Arthur W Upfield is best known to aficionados of crime detection stories as the creator of Detective Inspector Napoleon Bonaparte (Bony) of the Queensland Police Service who features in 29 novels. They were written between 1927 and 1966, and most are set in outback Australia. Kees de Hoog has been researching Upfield's life and works since 2001. He authors this blog to publish his views and findings, and to provide news of developments in this area.
It is not well known that, in addition to the 29 Bony novels, Arthur Upfield wrote six novels without Bony. One is Gripped by Drought, first published by Hutchinson & Co Ltd, UK in 1932. Copies of that edition are extremely rare and inaccessible to the average reader being mainly in university libraries and private collections.
It was republished without licence by Dennis McMillan Publications, USA in 1990. Only 450 copies were published, and they are hard to find and expensive. As I write this an AddAll book search found five copies with prices ranging from US$200 to US$650.

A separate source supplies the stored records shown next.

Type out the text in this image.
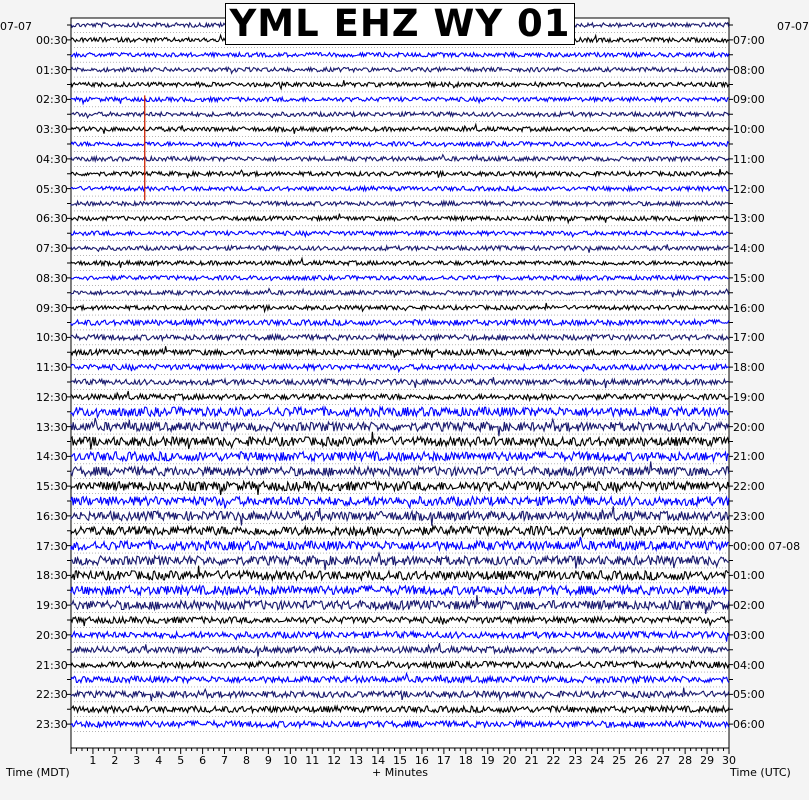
YML EHZ WY 01
07-07	07-07
00:30
01:30
02:30
03:30
04:30
05:30
06:30
07:30
08:30
09:30
10:30
11:30
12:30
13:30
14:30
15:30
16:30
17:30
18:30
19:30
20:30
21:30
22:30
23:30
07:00
08:00
09:00
10:00
11:00
12:00
13:00
14:00
15:00
16:00
17:00
18:00
19:00
20:00
21:00
22:00
23:00
00:00 07-08
01:00
02:00
03:00
04:00
05:00
06:00
1	2	3	4	5	6	7	8	9	10 11 12 13 14 15 16 17 18 19 20 21 22 23 24 25 26 27 28 29 30
Time (MDT)	+ Minutes	Time (UTC)
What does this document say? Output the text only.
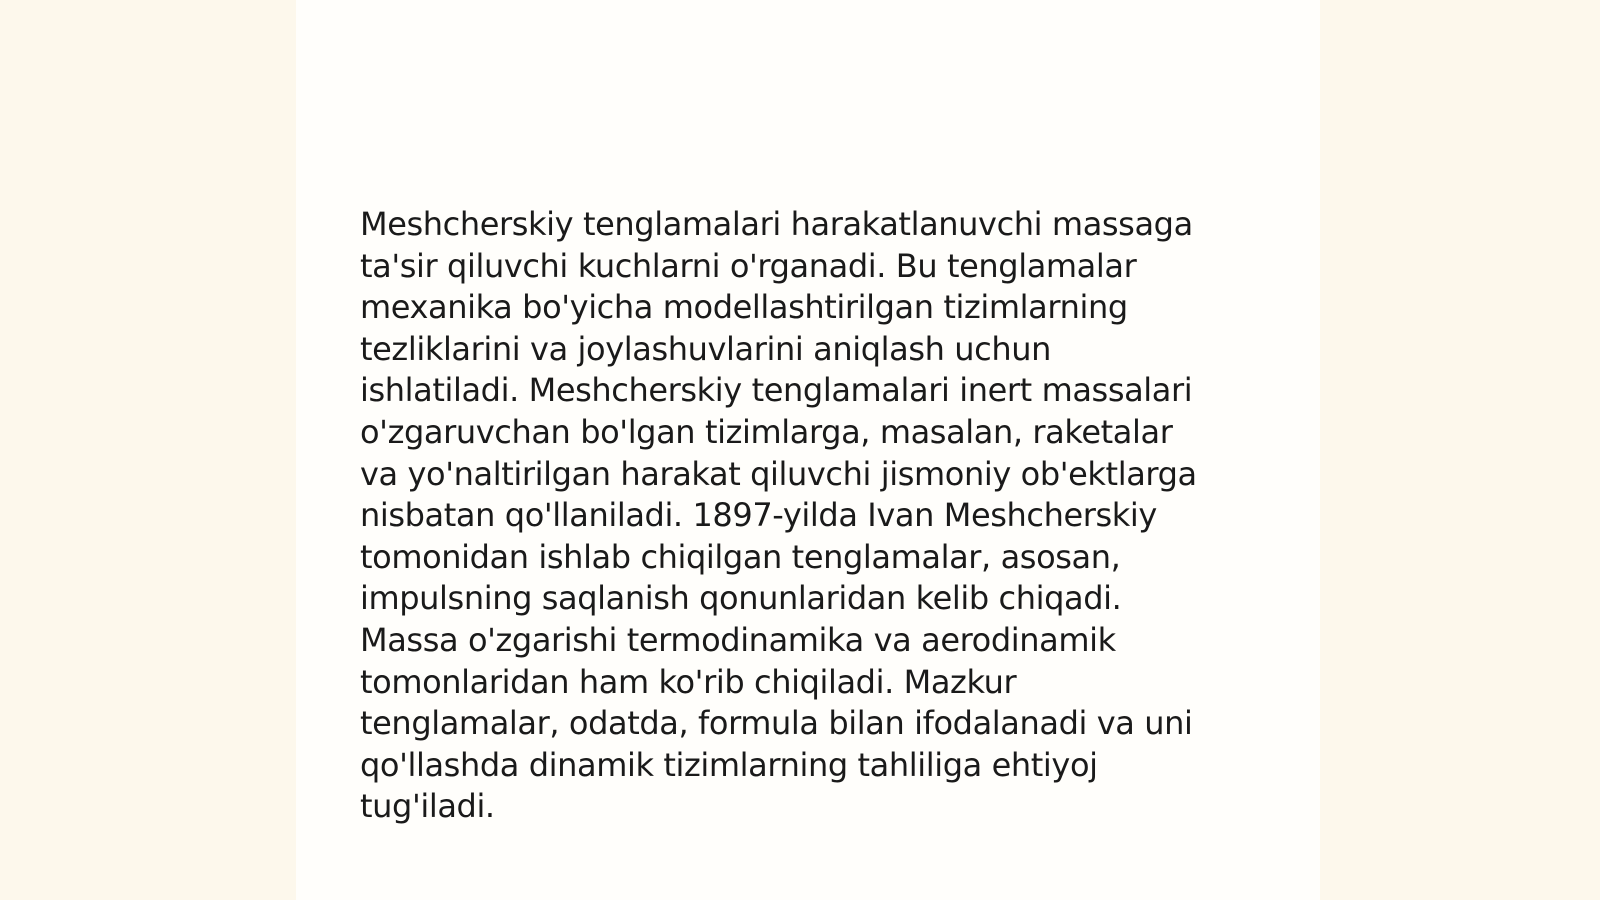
Meshcherskiy tenglamalari harakatlanuvchi massaga
ta'sir qiluvchi kuchlarni o'rganadi. Bu tenglamalar
mexanika bo'yicha modellashtirilgan tizimlarning
tezliklarini va joylashuvlarini aniqlash uchun
ishlatiladi. Meshcherskiy tenglamalari inert massalari
o'zgaruvchan bo'lgan tizimlarga, masalan, raketalar
va yo'naltirilgan harakat qiluvchi jismoniy ob'ektlarga
nisbatan qo'llaniladi. 1897-yilda Ivan Meshcherskiy
tomonidan ishlab chiqilgan tenglamalar, asosan,
impulsning saqlanish qonunlaridan kelib chiqadi.
Massa o'zgarishi termodinamika va aerodinamik
tomonlaridan ham ko'rib chiqiladi. Mazkur
tenglamalar, odatda, formula bilan ifodalanadi va uni
qo'llashda dinamik tizimlarning tahliliga ehtiyoj
tug'iladi.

The story takes place in the early 1930s and is about Frank Mayne who owns an 800,000-acre sheep station in western New South Wales. On a visit to England he meets and marries Ethel. They then travel around the world for three years before going home to Australia in the first year of a drought. After two more years of drought and a failed marriage that spawns an orgy of entertainment and other costs, Frank faces ruin.
I republished Gripped by Drought with Lulu.com today. The cost of this new edition is US$42.95.